Bisher wurde einzig Kinofilmen das Potential zugesprochen, ein Blockbuster zu sein - also ganze Häuserblocks leer zu räumen, weil die Bewohner ins Kino strömten. Mittlerweile fegen allerdings auch die Spiele der "Call of Duty"-Reihe die Straßen leer und fesseln Spieler vor die Bildschirme. Schon der Vorgänger "Call of Duty: Modern Warfare 2" ging am ersten Verkaufstag Ende 2009 allein in den USA und Großbritannien rund 4,7 Millionen Mal über die Theke. Der Erlös lag damals bei rund 310 Mio. Dollar in den ersten 24 Stunden. Einnahmen, die selbst erfolgreiche Hollywood-Filme nicht generieren: James Camerons 3D-Pionierfilm Avatar spielte am ersten Vorführwochenende 242 Mio.
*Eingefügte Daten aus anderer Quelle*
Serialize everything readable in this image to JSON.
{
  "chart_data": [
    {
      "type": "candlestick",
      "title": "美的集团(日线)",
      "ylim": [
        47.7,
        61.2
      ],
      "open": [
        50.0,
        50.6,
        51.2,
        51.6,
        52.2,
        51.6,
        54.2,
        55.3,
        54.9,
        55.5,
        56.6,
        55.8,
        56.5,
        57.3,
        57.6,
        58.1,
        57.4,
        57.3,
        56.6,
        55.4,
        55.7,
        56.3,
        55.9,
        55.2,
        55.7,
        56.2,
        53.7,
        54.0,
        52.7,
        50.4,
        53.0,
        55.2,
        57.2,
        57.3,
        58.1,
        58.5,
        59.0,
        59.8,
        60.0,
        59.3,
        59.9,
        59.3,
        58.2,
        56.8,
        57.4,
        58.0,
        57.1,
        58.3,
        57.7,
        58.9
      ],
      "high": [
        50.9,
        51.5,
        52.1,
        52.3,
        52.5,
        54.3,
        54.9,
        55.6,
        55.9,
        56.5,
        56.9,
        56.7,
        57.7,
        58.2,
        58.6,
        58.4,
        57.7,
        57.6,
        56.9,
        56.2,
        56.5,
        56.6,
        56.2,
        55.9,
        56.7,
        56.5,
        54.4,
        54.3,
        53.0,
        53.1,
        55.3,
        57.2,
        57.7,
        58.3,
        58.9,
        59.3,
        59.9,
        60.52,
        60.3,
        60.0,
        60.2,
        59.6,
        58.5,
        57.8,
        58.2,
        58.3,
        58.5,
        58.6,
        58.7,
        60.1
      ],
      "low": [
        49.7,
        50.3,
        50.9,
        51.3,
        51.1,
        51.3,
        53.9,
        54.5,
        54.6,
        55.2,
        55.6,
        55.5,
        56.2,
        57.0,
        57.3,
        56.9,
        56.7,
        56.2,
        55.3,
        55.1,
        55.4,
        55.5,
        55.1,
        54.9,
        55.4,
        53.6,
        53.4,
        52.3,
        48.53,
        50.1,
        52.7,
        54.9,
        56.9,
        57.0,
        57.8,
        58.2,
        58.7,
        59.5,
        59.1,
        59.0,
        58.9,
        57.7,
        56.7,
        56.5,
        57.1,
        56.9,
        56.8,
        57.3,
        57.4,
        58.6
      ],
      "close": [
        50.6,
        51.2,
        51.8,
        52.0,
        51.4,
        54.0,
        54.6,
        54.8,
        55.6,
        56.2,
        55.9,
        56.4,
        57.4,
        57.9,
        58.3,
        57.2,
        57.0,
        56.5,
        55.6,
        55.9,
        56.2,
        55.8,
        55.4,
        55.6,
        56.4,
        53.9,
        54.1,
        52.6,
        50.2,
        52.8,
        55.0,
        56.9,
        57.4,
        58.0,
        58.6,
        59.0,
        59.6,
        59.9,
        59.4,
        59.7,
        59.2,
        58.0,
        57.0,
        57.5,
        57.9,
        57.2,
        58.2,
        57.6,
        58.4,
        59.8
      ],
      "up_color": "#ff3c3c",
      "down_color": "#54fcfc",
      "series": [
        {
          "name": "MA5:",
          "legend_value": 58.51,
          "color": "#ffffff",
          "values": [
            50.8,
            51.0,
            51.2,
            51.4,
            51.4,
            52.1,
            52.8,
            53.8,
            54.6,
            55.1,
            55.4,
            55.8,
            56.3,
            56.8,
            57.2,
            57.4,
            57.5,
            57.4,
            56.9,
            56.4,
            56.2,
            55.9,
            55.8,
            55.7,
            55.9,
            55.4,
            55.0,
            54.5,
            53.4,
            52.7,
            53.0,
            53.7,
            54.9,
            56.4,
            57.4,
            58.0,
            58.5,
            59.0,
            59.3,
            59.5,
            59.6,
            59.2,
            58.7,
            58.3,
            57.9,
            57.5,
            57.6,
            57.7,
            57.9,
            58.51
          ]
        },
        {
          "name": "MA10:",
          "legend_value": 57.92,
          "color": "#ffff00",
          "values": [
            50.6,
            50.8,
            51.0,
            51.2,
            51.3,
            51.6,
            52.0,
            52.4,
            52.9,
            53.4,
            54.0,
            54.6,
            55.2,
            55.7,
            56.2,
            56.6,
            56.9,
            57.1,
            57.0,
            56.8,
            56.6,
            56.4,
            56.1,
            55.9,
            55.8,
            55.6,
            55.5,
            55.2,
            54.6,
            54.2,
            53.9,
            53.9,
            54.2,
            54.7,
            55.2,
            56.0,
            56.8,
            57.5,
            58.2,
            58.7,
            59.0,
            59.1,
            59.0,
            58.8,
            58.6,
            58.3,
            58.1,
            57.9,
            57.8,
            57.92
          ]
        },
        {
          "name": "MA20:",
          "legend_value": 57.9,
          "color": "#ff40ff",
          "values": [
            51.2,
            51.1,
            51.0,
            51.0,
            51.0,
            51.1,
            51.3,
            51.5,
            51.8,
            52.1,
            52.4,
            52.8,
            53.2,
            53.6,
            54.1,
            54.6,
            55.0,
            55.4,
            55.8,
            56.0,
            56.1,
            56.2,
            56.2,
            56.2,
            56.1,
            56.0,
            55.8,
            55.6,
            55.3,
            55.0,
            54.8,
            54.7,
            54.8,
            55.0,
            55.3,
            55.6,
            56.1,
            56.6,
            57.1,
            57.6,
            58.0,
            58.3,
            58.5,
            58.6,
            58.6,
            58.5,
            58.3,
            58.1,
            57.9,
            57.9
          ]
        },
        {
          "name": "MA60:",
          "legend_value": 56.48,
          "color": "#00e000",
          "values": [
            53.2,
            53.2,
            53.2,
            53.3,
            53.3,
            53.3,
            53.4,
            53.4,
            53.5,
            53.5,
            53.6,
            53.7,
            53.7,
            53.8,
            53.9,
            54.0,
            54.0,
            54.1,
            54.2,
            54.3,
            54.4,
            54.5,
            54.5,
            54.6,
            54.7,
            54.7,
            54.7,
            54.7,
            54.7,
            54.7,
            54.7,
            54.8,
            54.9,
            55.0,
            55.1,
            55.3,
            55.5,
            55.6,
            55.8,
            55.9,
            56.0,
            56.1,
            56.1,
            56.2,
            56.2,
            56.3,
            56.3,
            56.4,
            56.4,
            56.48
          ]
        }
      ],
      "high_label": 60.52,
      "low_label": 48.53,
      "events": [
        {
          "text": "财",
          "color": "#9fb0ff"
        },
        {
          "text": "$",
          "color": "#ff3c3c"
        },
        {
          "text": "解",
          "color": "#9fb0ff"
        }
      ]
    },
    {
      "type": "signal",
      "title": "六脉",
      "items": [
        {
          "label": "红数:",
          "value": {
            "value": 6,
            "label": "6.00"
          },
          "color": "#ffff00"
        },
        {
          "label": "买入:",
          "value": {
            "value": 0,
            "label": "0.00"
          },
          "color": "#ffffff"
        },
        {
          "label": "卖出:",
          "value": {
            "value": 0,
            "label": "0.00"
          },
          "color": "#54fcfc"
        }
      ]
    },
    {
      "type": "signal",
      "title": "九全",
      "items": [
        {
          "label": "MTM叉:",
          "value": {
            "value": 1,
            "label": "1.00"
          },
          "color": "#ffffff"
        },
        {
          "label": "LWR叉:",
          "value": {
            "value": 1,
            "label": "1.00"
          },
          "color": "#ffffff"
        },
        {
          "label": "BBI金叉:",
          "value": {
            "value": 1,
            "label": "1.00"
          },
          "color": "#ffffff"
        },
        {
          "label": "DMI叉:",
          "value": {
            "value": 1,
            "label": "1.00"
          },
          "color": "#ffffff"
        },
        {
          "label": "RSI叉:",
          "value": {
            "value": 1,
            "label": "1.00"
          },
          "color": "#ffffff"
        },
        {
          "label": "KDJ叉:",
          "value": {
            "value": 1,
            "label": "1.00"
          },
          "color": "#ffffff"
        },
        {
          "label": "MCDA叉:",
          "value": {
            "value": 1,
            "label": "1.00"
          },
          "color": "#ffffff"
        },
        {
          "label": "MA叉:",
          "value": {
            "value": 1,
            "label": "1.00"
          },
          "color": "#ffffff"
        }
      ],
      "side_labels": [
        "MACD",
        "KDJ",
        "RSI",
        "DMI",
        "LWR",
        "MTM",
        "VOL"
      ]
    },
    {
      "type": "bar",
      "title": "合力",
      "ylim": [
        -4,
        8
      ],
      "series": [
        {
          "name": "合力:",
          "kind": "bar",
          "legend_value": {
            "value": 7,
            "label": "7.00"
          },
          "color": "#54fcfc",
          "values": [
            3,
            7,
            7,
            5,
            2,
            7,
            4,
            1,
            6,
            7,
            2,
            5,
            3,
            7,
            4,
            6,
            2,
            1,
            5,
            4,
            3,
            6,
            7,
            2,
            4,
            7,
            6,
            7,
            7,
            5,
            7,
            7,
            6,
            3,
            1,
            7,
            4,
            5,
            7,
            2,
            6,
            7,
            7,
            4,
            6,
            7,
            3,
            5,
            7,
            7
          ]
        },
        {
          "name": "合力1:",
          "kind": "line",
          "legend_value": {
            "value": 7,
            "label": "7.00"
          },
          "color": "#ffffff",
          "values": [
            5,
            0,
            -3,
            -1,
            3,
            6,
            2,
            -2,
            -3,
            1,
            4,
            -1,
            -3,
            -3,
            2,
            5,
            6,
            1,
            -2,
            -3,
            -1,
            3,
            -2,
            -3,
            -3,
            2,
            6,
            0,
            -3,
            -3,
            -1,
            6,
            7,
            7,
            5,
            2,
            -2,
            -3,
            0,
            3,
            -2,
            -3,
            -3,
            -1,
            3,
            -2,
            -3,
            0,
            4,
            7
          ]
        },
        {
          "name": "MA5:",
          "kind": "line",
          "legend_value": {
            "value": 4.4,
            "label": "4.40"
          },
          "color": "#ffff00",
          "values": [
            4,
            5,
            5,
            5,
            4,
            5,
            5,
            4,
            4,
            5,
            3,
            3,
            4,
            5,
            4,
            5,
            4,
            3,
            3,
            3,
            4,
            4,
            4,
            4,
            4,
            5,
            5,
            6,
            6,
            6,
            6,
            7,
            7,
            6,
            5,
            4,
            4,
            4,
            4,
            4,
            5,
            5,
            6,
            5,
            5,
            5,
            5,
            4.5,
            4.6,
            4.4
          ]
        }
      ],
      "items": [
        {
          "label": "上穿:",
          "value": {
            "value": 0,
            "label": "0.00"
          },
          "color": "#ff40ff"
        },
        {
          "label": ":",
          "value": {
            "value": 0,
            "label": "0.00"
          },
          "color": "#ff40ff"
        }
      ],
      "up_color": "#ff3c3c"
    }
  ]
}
Dollar ein.

"Black Ops" könnte eine Milliarde Dollar einbringen

Analysten trauen dem Computerspiel "Black Ops" sogar noch mehr zu. Angesichts der kommenden Weihnachtszeit rechnet Colin Sebastian von Lazard Capital Markets damit, dass Kopien im gegenwert von über einer Milliarde Dollar verkauft werden. Eine magische Marke, die bisher lediglich so bekannte Titel wie der Film Titanic oder Michael Jacksons Musikalbum Thriller durchbrochen hatten. Auch deshalb legt der Analyst Sebastian Anlegern in einem seiner Berichte nahe, Anteile an Activision zu zeichnen.

Als Grund für den außergewöhnlichen Erfolg der "Call of Duty"-Reihe führen Experten die Möglichkeit an, sich im virtuellen Krieg mit anderen Spielern online messen zu können. In "Black-Ops" agieren die Spieler als Spezialeinheiten während des kalten Krieges und absolvieren im Einzelspielermodus unter anderem Missionen in Korea und Kuba. Erst kürzlich hatte dieses Szenario für aufsehen gesorgt, da eine Mission darin besteht, den kubanischen Diktator Fidel Castro mit einem gezielten Kopfschuss zu töten. Die staatlichen kubanischen Medien hatten das Spiel darauf hin als "Unterhaltung für Psychopathen" bezeichnet. Den kommerziellen Erfolg konnte dieser Medienzwischenfall offensichtlich nicht mindern.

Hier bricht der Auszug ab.